My heart breaks in half inside my chest when I think about parents who are waiting for an adoptive situation. Every once in a blue moon, I look at the adoption websites and I click on the waiting families. I count how many there are. I cannot look more often, because empathy bleeds out thick through my eyes.
I look at their faces.
Some of them--many of them--have been waiting for a long time. Some of them have been waiting since before we were matched with Kate almost three years ago.
And I think about the grave that I visit.
And I think about the curly haired toddler who is sound asleep in his bed.
Sometimes, I forget about just how blessed we are. We have gone through the adoption process three times. We were chosen. It was not without heartache. Oh how the Lord knows He grew us and molded us and changed us through each of those experiences. My heart broke each time. But He brought those children to us. He was so very, very faithful to us. When the going gets tough, when I want to give up on whatever it is that has me begging for change, I think about this family He has made for me and I rejoice.
When I watch people waiting and waiting and waiting, it makes me want to cry a river that will flood an ocean. I believe in God's perfect timing, of course. But my mama heart is in anguish for those moms and dads who are desperately hoping that today will bring the call they are eagerly anticipating.

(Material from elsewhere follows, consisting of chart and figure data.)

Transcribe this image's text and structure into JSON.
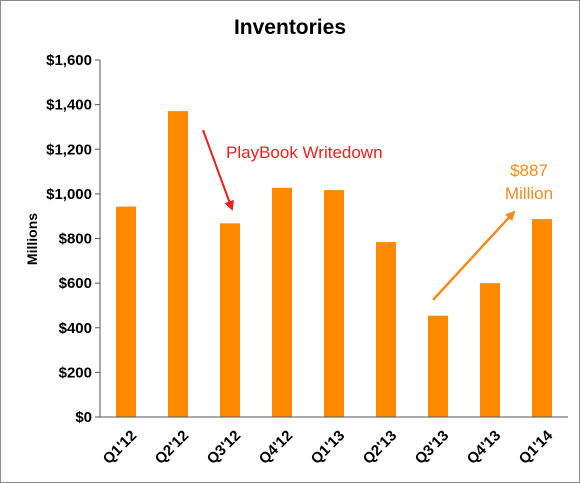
{
  "chart_data": {
    "type": "bar",
    "title": "Inventories",
    "xlabel": "",
    "ylabel": "Millions",
    "categories": [
      "Q1'12",
      "Q2'12",
      "Q3'12",
      "Q4'12",
      "Q1'13",
      "Q2'13",
      "Q3'13",
      "Q4'13",
      "Q1'14"
    ],
    "values": [
      943,
      1371,
      868,
      1027,
      1017,
      784,
      454,
      600,
      887
    ],
    "ylim": [
      0,
      1600
    ],
    "yticks": [
      0,
      200,
      400,
      600,
      800,
      1000,
      1200,
      1400,
      1600
    ],
    "ytick_labels": [
      "$0",
      "$200",
      "$400",
      "$600",
      "$800",
      "$1,000",
      "$1,200",
      "$1,400",
      "$1,600"
    ],
    "bar_color": "#ff8a00",
    "grid": false,
    "legend": "none",
    "annotations": [
      {
        "text": "PlayBook Writedown",
        "color": "#e8221b"
      },
      {
        "text_lines": [
          "$887",
          "Million"
        ],
        "color": "#f28c1c"
      }
    ]
  }
}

I celebrate those who are willing to wait, those who are willing to put their money and their energy where God has called--maybe not all of us, but so many more than actually answer--, those who know that their children are out there and must be found.
To those who are waiting, my friends as well as those I will never meet, I see you. I understand your frustration and your sorrow, your hope and your expectation. I hope for you because I see the result of perseverance and love in my own children.
You may never know me. You may never know that I am praying for you. But I am here, beseeching the Lord on your behalf. May He lead you to your children, wherever they may be.